I found a strange issue,if i run my client on windows server,it will always prompt timeout exceptions;if i run on the linux server,it performs better and does not need to modify the connectTimeout and kvTimeout.

hubo3085632 · May 7, 2015, 2:17am

when i use the command :service couchbase-server stop,it will go first to flush the in-memory`s data into disk,right?

daschl · May 7, 2015, 5:44am

@hubo3085632 it is going slowly with ReplicateTo.ONE after failover because once you hit failover, for those partitions there is no replica available (given that you only have one replica specified on the bucket).
You need to run a rebalance to create the replicas again or use more replicas in the first place so a failover will still have replicas available. The original insert will succeed anyways, but we are not able to fulfil the persistence constraint properly (which you are asking for through ReplicateTo.ONE).

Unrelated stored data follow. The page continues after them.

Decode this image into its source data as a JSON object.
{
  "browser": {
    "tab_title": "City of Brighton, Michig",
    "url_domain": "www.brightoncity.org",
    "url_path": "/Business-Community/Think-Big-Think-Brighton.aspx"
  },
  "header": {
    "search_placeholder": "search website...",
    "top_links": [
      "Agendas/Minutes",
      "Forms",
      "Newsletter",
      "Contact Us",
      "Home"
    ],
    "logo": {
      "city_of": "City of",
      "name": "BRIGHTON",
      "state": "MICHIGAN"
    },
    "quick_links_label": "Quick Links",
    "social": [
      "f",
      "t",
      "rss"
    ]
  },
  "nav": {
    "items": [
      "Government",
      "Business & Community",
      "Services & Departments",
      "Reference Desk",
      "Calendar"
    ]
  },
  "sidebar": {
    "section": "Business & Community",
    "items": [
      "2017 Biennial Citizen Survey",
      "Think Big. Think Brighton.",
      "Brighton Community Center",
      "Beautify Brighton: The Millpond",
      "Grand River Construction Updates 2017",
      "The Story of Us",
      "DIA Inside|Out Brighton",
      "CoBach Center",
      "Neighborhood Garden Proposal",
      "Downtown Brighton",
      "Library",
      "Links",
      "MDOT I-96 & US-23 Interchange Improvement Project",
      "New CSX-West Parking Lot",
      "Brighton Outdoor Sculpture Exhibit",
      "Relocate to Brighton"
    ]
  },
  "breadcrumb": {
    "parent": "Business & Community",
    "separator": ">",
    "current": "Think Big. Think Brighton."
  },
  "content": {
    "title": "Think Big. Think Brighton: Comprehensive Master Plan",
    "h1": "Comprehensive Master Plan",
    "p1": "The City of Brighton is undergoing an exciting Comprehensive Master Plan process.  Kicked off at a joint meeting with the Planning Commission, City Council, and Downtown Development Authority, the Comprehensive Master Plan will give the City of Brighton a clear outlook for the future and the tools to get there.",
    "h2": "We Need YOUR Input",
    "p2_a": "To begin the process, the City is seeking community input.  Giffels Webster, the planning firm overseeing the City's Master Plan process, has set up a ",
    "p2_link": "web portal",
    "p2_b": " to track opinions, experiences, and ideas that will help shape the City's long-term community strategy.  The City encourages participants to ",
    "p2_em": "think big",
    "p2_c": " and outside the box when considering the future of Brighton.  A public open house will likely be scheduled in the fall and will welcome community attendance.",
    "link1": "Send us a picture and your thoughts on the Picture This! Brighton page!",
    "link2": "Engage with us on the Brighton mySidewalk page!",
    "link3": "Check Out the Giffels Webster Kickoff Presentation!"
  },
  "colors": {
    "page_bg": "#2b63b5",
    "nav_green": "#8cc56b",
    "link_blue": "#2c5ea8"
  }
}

Also, disk persistence and replication is asynchronous, the service will be stopped. Make sure to use PersistTo.MASTER if you want to be sure data gets written (you can be sure when you get a success back).

hubo3085632 · May 7, 2015, 6:20am

i set the bucket to 2 replica and insert(ReplicateTo.ONE) ,after failover it still slowly and timeout.
exception is that::
java.lang.RuntimeException: java.util.concurrent.TimeoutException
at com.couchbase.client.java.util.Blocking.blockForSingle(Blocking.java:93)
at com.couchbase.client.java.CouchbaseBucket.insert(CouchbaseBucket.java:258)
at com.couchbase.client.java.CouchbaseBucket.insert(CouchbaseBucket.java:253)
at a.insertdata(a.java:262)
at a.main(a.java:75)
Caused by: java.util.concurrent.TimeoutException

daschl · May 7, 2015, 6:31am

@hubo3085632

Do you think it’s possible that you share:

Code to reproduce
Your cluster setup
The steps to reproduce
Your expectations?

So we can try to reproduce your issue as closely as possible.

hubo3085632 · May 7, 2015, 7:38am

I want to ask a question:

when I deal with the node failure excpetion in coding, I use .toBlock() to retrive the data without timeout, but how can i catch the excpetion to retry the CRUD operation.